American Tower's (AMT -0.70%) stock price hasn't been as low as it is today since 2019, roughly five years ago. However, the huge 40% drop from 2021 highs has pushed the dividend yield up to around 3.5%. That is basically the highest the yield has ever been in the real estate investment trust's (REIT's) history. If you are looking for a bargain stock, American Tower should be on your short list. 

American Tower is the cell backbone

Although American Tower owns some data centers, its core business is owning the cellular towers that allow the world to communicate without being tied to a landline. It owns 226,000 cell sites across North America, South America, Europe, Africa, and Asia. Cell towers can be highly profitable.

A group of people looking at their cell phones.

Image source: Getty Images.

With a single tenant on a tower, American tower's average gross margin is a respectable 40%. If it adds a second tenant that jumps to 74%. A third tenant, which is not at all uncommon, brings gross margin up to 83%. The company's return on investment in a tower with three tenants can be as high as 24%. 

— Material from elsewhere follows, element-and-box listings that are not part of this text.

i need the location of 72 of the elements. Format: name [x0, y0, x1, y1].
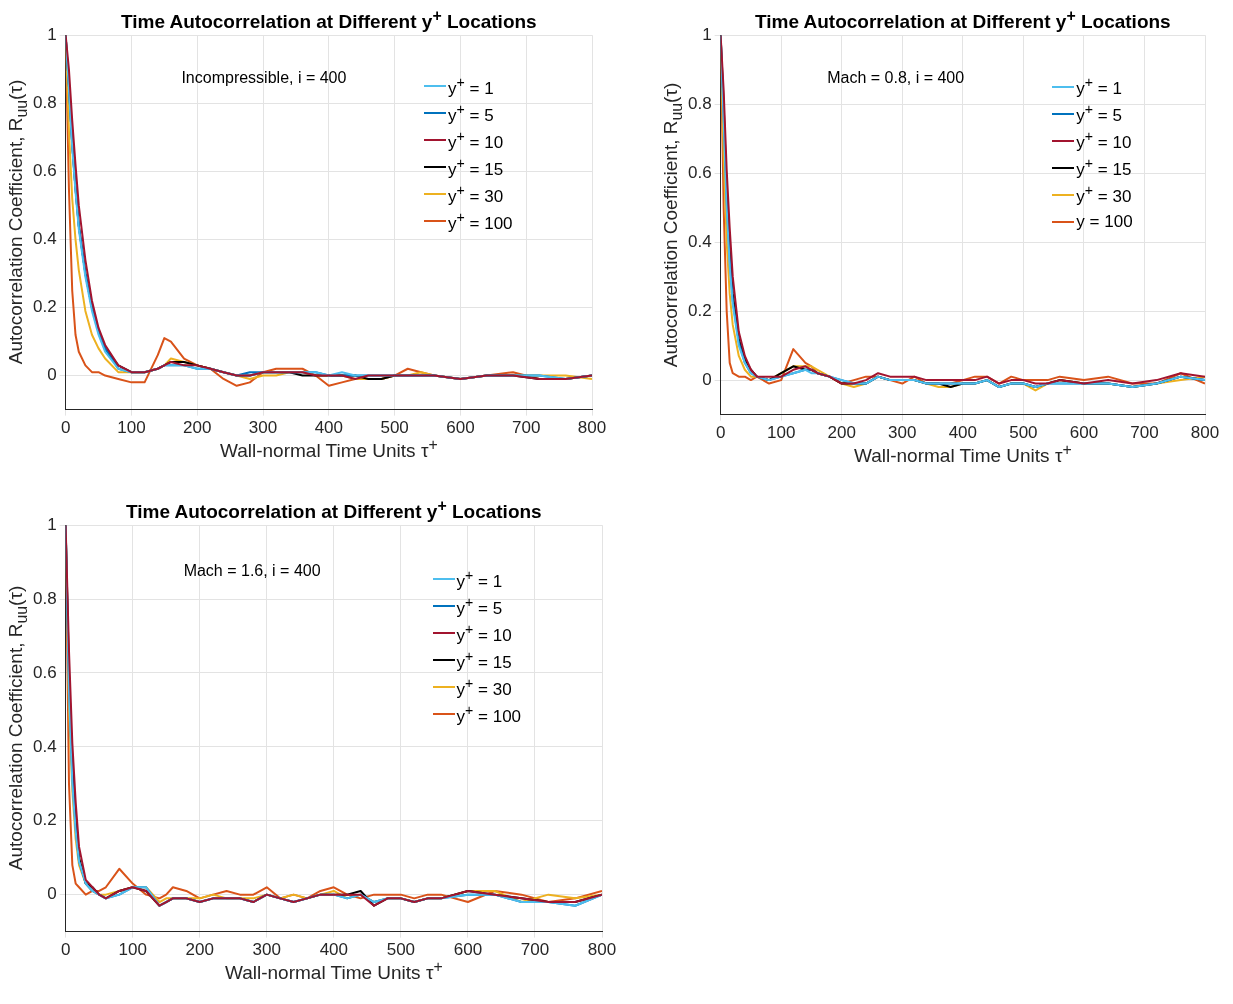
annotation: Mach = 0.8, i = 400: [827, 69, 965, 88]
x-tick-label: 100: [766, 423, 796, 443]
x-tick-label: 200: [827, 423, 856, 443]
y-tick-label: 0.8: [687, 93, 712, 113]
x-tick-label: 500: [1009, 423, 1038, 443]
x-tick-label: 500: [386, 940, 416, 960]
x-tick-label: 600: [446, 418, 475, 438]
x-tick-label: 300: [248, 418, 278, 438]
x-tick-label: 400: [314, 418, 343, 438]
x-tick-label: 700: [520, 940, 550, 960]
legend-label: y$^{+}$ = 1: [456, 567, 503, 592]
y-tick-label: 0.4: [687, 231, 712, 251]
y-tick-label: 0.4: [32, 736, 57, 756]
x-tick-label: 200: [183, 418, 212, 438]
legend-label: y$^{+}$ = 5: [448, 100, 494, 126]
legend-label: y$^{+}$ = 30: [1076, 182, 1132, 207]
legend-label: y$^{+}$ = 10: [1076, 128, 1132, 153]
legend-label: y$^{+}$ = 10: [448, 127, 504, 153]
legend-label: y$^{+}$ = 30: [448, 181, 504, 207]
y-tick-label: 0.2: [687, 300, 712, 320]
x-tick-label: 800: [1190, 423, 1220, 443]
legend-label: y$^{+}$ = 1: [1076, 74, 1122, 99]
x-tick-label: 400: [948, 423, 977, 443]
legend-label: y$^{+}$ = 1: [448, 73, 494, 99]
legend-label: y$^{+}$ = 15: [448, 154, 504, 180]
legend-label: y$^{+}$ = 100: [448, 208, 513, 234]
legend-label: y = 100: [1076, 211, 1133, 232]
x-tick-label: 400: [319, 940, 348, 960]
y-tick-label: 0: [702, 369, 712, 389]
x-tick-label: 800: [577, 418, 607, 438]
y-tick-label: 0: [47, 884, 57, 904]
chart-title: Time Autocorrelation at Different y$^{+}$ Locations: [754, 7, 1171, 34]
annotation: Incompressible, i = 400: [181, 68, 347, 87]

Adding to the allure here is that demand for cellular connections is expected to continue growing. People are using more and more mobile devices over time. The demand for data is, as you would expect, expanding as a result of that and the increasing mobile consumption of media. Meanwhile, cellular providers have long been in something of an arms race to have the best and most reliable networks in an effort to attract and retain subscribers. This isn't just a U.S. phenomenon, either. While demand is particularly robust in mature markets like North America, it is also growing around the world in less developed regions that may offer stronger long-term growth prospects.

As a key provider to the companies that sell cellular service to consumers, American Tower is a picks-and-shovels play on the continuing growth in cellular usage globally.

American Tower's stock is down, and that's good for you

The compelling long-term growth story behind this REIT's business is widely known. And investors bid the stock up massively at one point because of the success it was having expanding. The market, as it is prone to do, might have gotten a little too excited and priced the stock for perfection.

AMT Chart

AMT data by YCharts

No company is perfect and when American Tower suffered some headwinds, investors dumped the stock. Some of the negative issues were self-inflicted, like a costly investment in data centers that hasn't worked out as well as the company hoped. Some are just related to the natural ups and downs of the business, as customers pull back on network spending after a major upgrade cycle to 5G. The REIT seems strong enough to muddle through both with relative ease while continuing to grow its business for the future. For example, it bought $30 million worth of property in Spain and France in the second quarter.

In addition, the REIT's dividend in the second quarter was a hefty 10% higher than it was in the same period a year ago. While 10% dividend growth is down from the average annual growth of around 20% over the past decade, it's still a very attractive number. The deceleration in the dividend growth rate also makes sense, given that American Tower is a much larger company today than it was 10 years ago. 

For the growth and income investor

While American Tower would probably be OK for a conservative income investor to own, the 3.5% yield, while historically high for the REIT, isn't exactly huge on an absolute basis. This stock is likely to be most appealing to growth and income investors, who will value the robust dividend growth and attractive long-term business prospects equally with the dividend yield. Yes, there are negatives today and Wall Street seems to have rethought its valuation of the REIT. But it's probably better to be about right with American Tower while it is offering a historically high yield than miss the opportunity waiting for the perfect entry point.